In a letter to Finance Minister Ahmed Shide, Official Creditors Committee (OCC) co-chairs Yang Jing and Thomas Revial stated the AIP—which included terms for a 15 percent haircut, a new USD 850 million bond maturing in 2029, and a USD 350 million principal repayment due in July 2026—would be inconsistent with the official sector debt restructuring framework reflected in the MoU signed with the OCC in July 2025.

“After careful consideration of the agreement in principle (AIP), the OCC considers that it is not compliant with the principle of comparability of treatment and the MoU agreed with Ethiopia. In light of favorable macroeconomic perspectives, the OCC deems that the implementation of the AIP is likely to result in a very low restructuring effort from the bondholders, in breach of the comparability of treatment principle,” reads the letter.

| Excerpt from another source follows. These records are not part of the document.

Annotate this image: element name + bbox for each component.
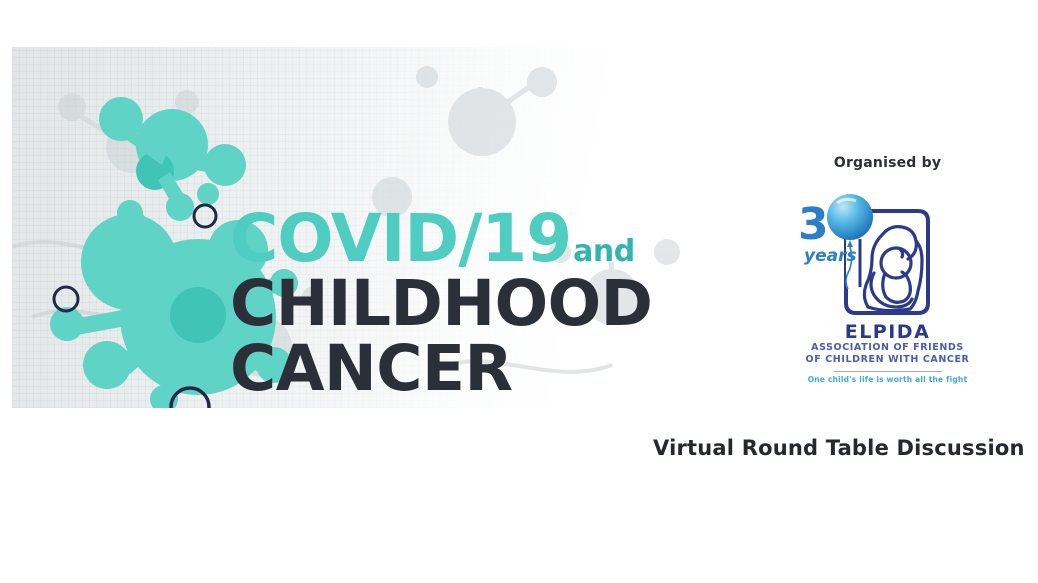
and-conjunction: and <box>573 238 635 267</box>
organised-by-label: Organised by <box>790 155 985 171</box>
elpida-org-name: ELPIDA <box>790 323 985 342</box>
headline-line-2: CHILDHOOD <box>230 274 652 334</box>
elpida-emblem: 3 years <box>790 177 985 325</box>
elpida-tagline: One child's life is worth all the fight <box>790 375 985 384</box>
covid-19-title: COVID/19 <box>230 207 571 270</box>
organiser-block: Organised by <box>790 155 985 384</box>
svg-text:3: 3 <box>798 199 829 250</box>
headline-line-3: CANCER <box>230 339 652 399</box>
event-banner: COVID/19and CHILDHOOD CANCER <box>12 47 712 408</box>
svg-text:years: years <box>804 246 857 266</box>
elpida-divider <box>834 371 942 372</box>
elpida-logo-mark: 3 years <box>790 177 985 325</box>
banner-headline: COVID/19and CHILDHOOD CANCER <box>230 207 652 399</box>
elpida-subtitle-line-1: ASSOCIATION OF FRIENDS <box>790 342 985 354</box>
elpida-subtitle-line-2: OF CHILDREN WITH CANCER <box>790 354 985 366</box>
headline-line-1: COVID/19and <box>230 207 652 270</box>
session-subtitle: Virtual Round Table Discussion <box>653 436 1025 460</box>
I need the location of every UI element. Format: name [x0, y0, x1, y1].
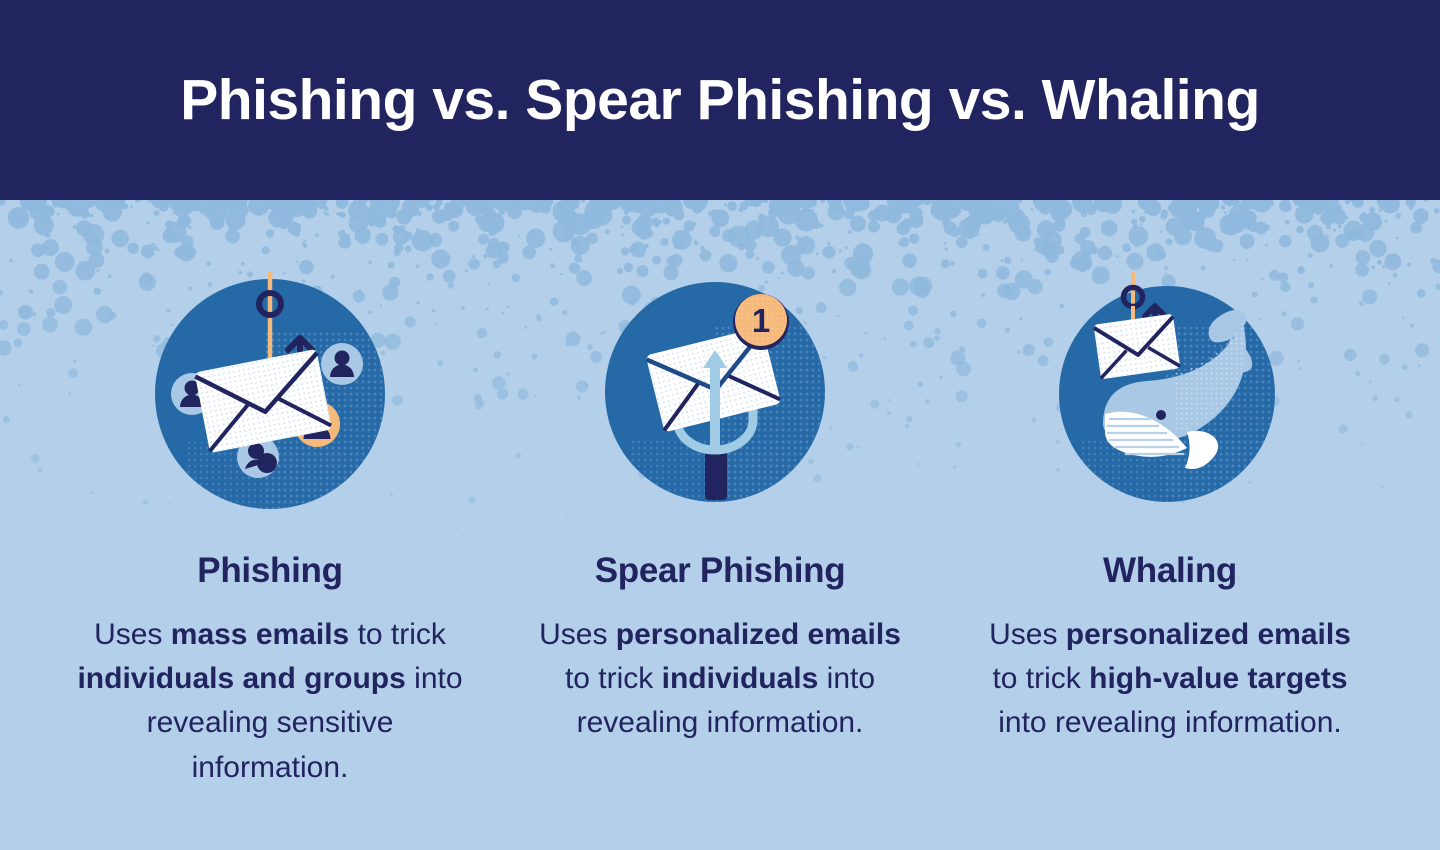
- column-heading-spear-phishing: Spear Phishing: [595, 552, 846, 591]
- column-whaling: Whaling Uses personalized emails to tric…: [950, 200, 1390, 746]
- trident-spearing-envelope-icon: 1: [595, 272, 845, 522]
- body-text: Uses: [989, 618, 1066, 651]
- whale-with-baited-envelope-icon: [1045, 272, 1295, 522]
- column-description-spear-phishing: Uses personalized emails to trick indivi…: [525, 613, 915, 746]
- emphasis-text: mass emails: [171, 618, 349, 651]
- emphasis-text: personalized emails: [1066, 618, 1351, 651]
- column-description-phishing: Uses mass emails to trick individuals an…: [75, 613, 465, 791]
- body-text: to trick: [565, 662, 662, 695]
- column-spear-phishing: 1 Spear Phishing Uses personalized email…: [500, 200, 940, 746]
- body-text: to trick: [992, 662, 1089, 695]
- column-description-whaling: Uses personalized emails to trick high-v…: [975, 613, 1365, 746]
- comparison-columns: Phishing Uses mass emails to trick indiv…: [0, 200, 1440, 850]
- badge-count: 1: [752, 302, 770, 339]
- column-phishing: Phishing Uses mass emails to trick indiv…: [50, 200, 490, 790]
- page-title: Phishing vs. Spear Phishing vs. Whaling: [180, 67, 1260, 133]
- page-header: Phishing vs. Spear Phishing vs. Whaling: [0, 0, 1440, 200]
- body-text: Uses: [539, 618, 616, 651]
- emphasis-text: individuals: [662, 662, 819, 695]
- column-heading-whaling: Whaling: [1103, 552, 1237, 591]
- column-heading-phishing: Phishing: [197, 552, 342, 591]
- body-text: Uses: [94, 618, 171, 651]
- emphasis-text: personalized emails: [616, 618, 901, 651]
- emphasis-text: individuals and groups: [77, 662, 405, 695]
- envelope-on-hook-with-crowd-icon: [145, 272, 395, 522]
- emphasis-text: high-value targets: [1089, 662, 1347, 695]
- body-text: into revealing information.: [998, 706, 1342, 739]
- body-text: to trick: [349, 618, 446, 651]
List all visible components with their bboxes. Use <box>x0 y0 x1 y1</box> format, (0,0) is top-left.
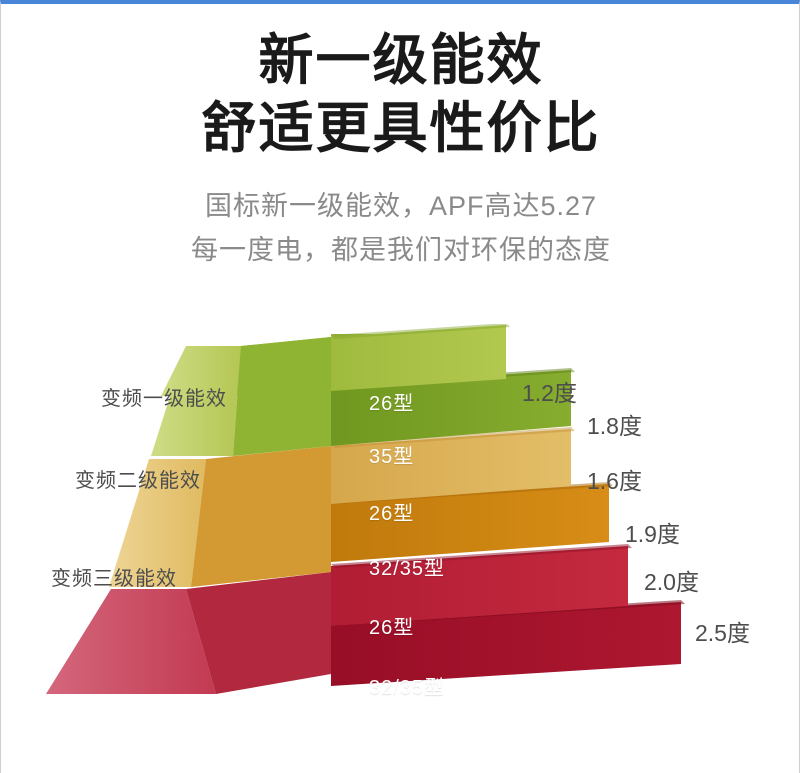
value-label-t1-35: 1.8度 <box>587 407 642 441</box>
bar-model-label-t3-26: 26型 <box>369 611 414 640</box>
page-title-line-2: 舒适更具性价比 <box>1 94 800 162</box>
value-label-t2-26: 1.6度 <box>587 462 642 496</box>
page-title-line-1: 新一级能效 <box>1 26 800 94</box>
bar-model-label-t2-26: 26型 <box>369 497 414 526</box>
bar-model-label-t1-35: 35型 <box>369 440 414 469</box>
category-label-tier-2: 变频二级能效 <box>75 464 201 493</box>
page-root: 新一级能效 舒适更具性价比 国标新一级能效，APF高达5.27 每一度电，都是我… <box>0 0 800 773</box>
bar-model-label-t1-26: 26型 <box>369 387 414 416</box>
subtitle-block: 国标新一级能效，APF高达5.27 每一度电，都是我们对环保的态度 <box>1 184 800 272</box>
value-label-t1-26: 1.2度 <box>522 374 577 408</box>
value-label-t3-26: 2.0度 <box>644 563 699 597</box>
tier-2-front-face <box>191 446 331 587</box>
category-label-tier-3: 变频三级能效 <box>51 562 177 591</box>
header: 新一级能效 舒适更具性价比 国标新一级能效，APF高达5.27 每一度电，都是我… <box>1 26 800 272</box>
value-label-t3-3235: 2.5度 <box>695 614 750 648</box>
value-label-t2-3235: 1.9度 <box>625 515 680 549</box>
apex-front-face <box>237 337 331 396</box>
bar-model-label-t3-3235: 32/35型 <box>369 671 445 700</box>
subtitle-line-1: 国标新一级能效，APF高达5.27 <box>1 184 800 228</box>
subtitle-line-2: 每一度电，都是我们对环保的态度 <box>1 228 800 272</box>
energy-efficiency-pyramid-chart: 变频一级能效 变频二级能效 变频三级能效 26型 35型 26型 32/35型 … <box>1 334 800 734</box>
bar-model-label-t2-3235: 32/35型 <box>369 552 445 581</box>
category-label-tier-1: 变频一级能效 <box>101 382 227 411</box>
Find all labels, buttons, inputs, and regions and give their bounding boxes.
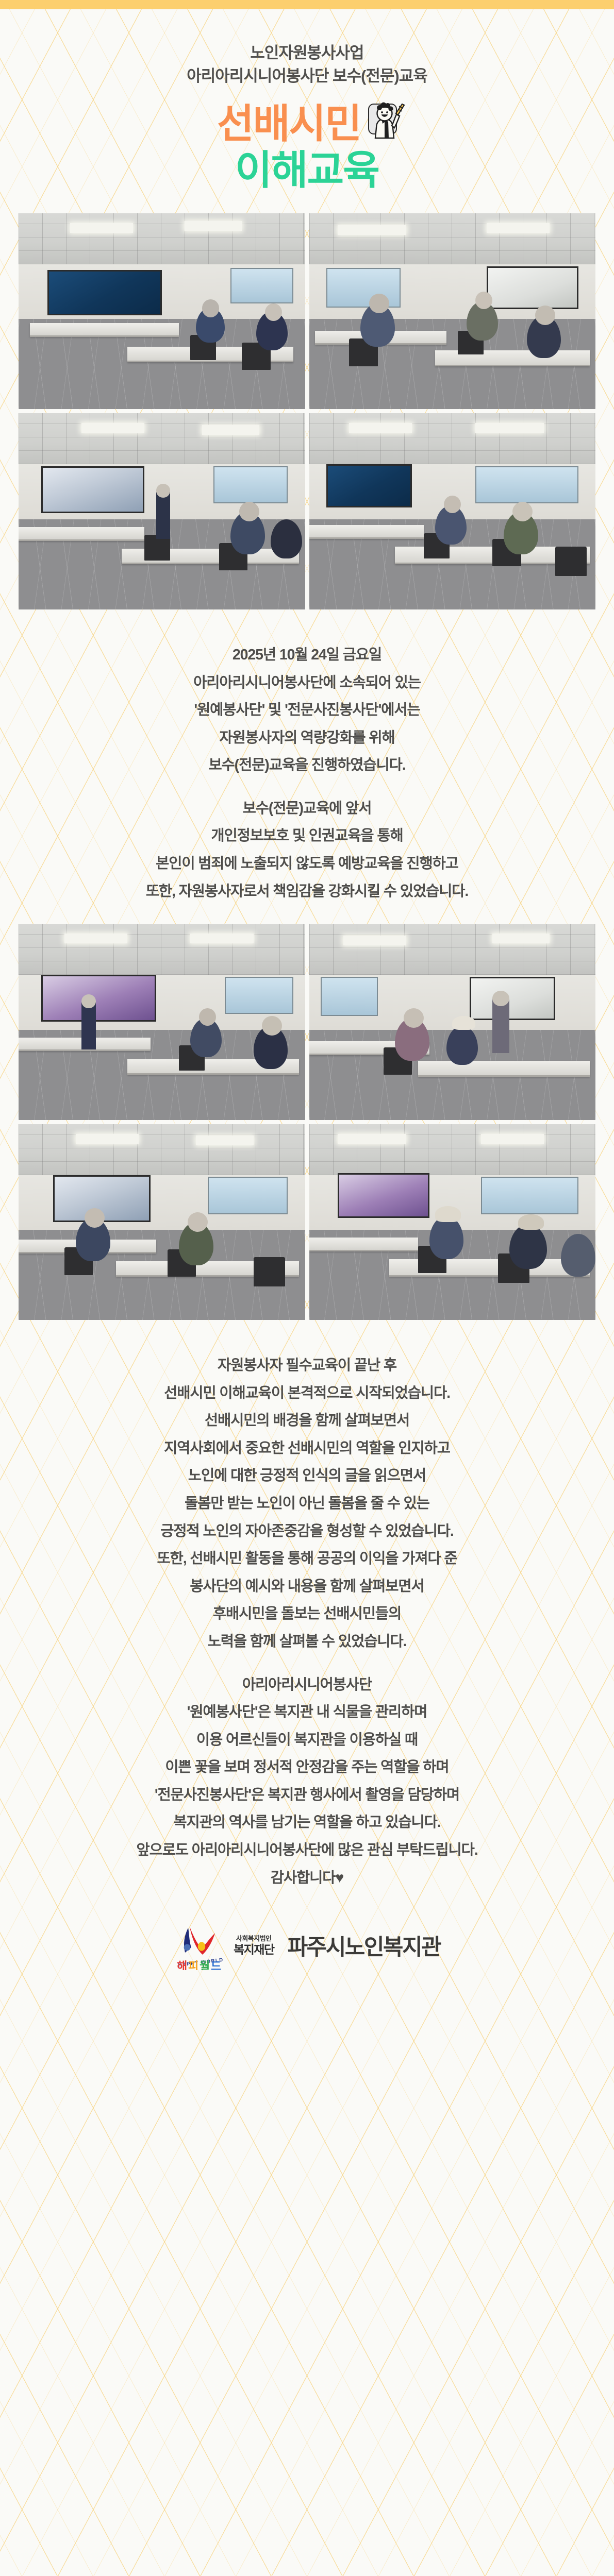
photo-group-lecture-room-photos-1 — [0, 213, 614, 609]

In effect, they argue the agreement would be unfair to the rest of Ethiopia’s creditors.

From The Reporter Magazine

The co-chairs also stated that “proceeding under these circumstances would pose risks to the macroeconomic stability and economic progress that Ethiopia has worked hard to achieve.”

The decision puts a screeching halt to Ethiopia’s efforts to restructure the terms of repayment on its Eurobond, which it defaulted on three years ago.

The billion-dollar Eurobond was secured in 2014 at an interest rate of over 6.6 percent, and primarily used to fund the construction of industrial parks, including the flagship Hawassa Industrial Park.

From The Reporter Magazine

The first USD 33 million coupon came due in December 2023, but the Ministry of Finance failed to service it, marking Ethiopia’s first ever default on external debt.

At the time, then state minister of Finance and current NBE Governor, Eyob Tekalign (PhD), told bondholders that “Ethiopia’s decision to withhold the December coupon payment on its Eurobond… stems from the intention to treat all its external creditors equitably.”

In the years since, Ethiopia has been engaged in negotiations with bondholders as part of the country’s efforts for wider debt restructuring under the G20 Common Framework.

Last July, the efforts appeared to bear fruit when Ethiopia signed an MoU with its Official Creditors Committee, granting it USD 3.5 billion in debt relief.

However, just three months later, reports indicated that separate debt restructuring negotiations with bondholders collapsed owing to reservations about the terms of the restructuring and doubts about the veracity of the country’s recent export achievements, particularly relating to gold and coffee.

At the time, a committee representing bondholders said it was considering legal action but remained open to considering revised proposals from Ethiopia.

On January 2, 2026, the Ministry of Finance announced it had reached a preliminary agreement with the Ad Hoc Committee representing investors who control nearly half of Ethiopia’s overdue 6.625 percent notes.

The agreement set terms for a 15 percent haircut, a new USD 850 million bond maturing in 2029, and a USD 350 million principal repayment due in July 2026, with another payment scheduled the following year.

This time, the proposal was rejected by the OCC, which views the updated terms as a violation of the comparability of treatment principle.

Ethiopian authorities say they are determined to continue in their efforts to secure restructuring.

“While Ethiopia regrets the need to reopen discussions, it remains fully committed to working constructively and in good faith with the members of the Ad Hoc Committee and its official creditors to reach a solution,” reads a response from the Ministry of Finance.

The creditors committee says it is willing to work with the Ethiopian government on a solution consistent with the comparability of treatment principle, and compatible with Ethiopia’s commitments under the ongoing IMF program.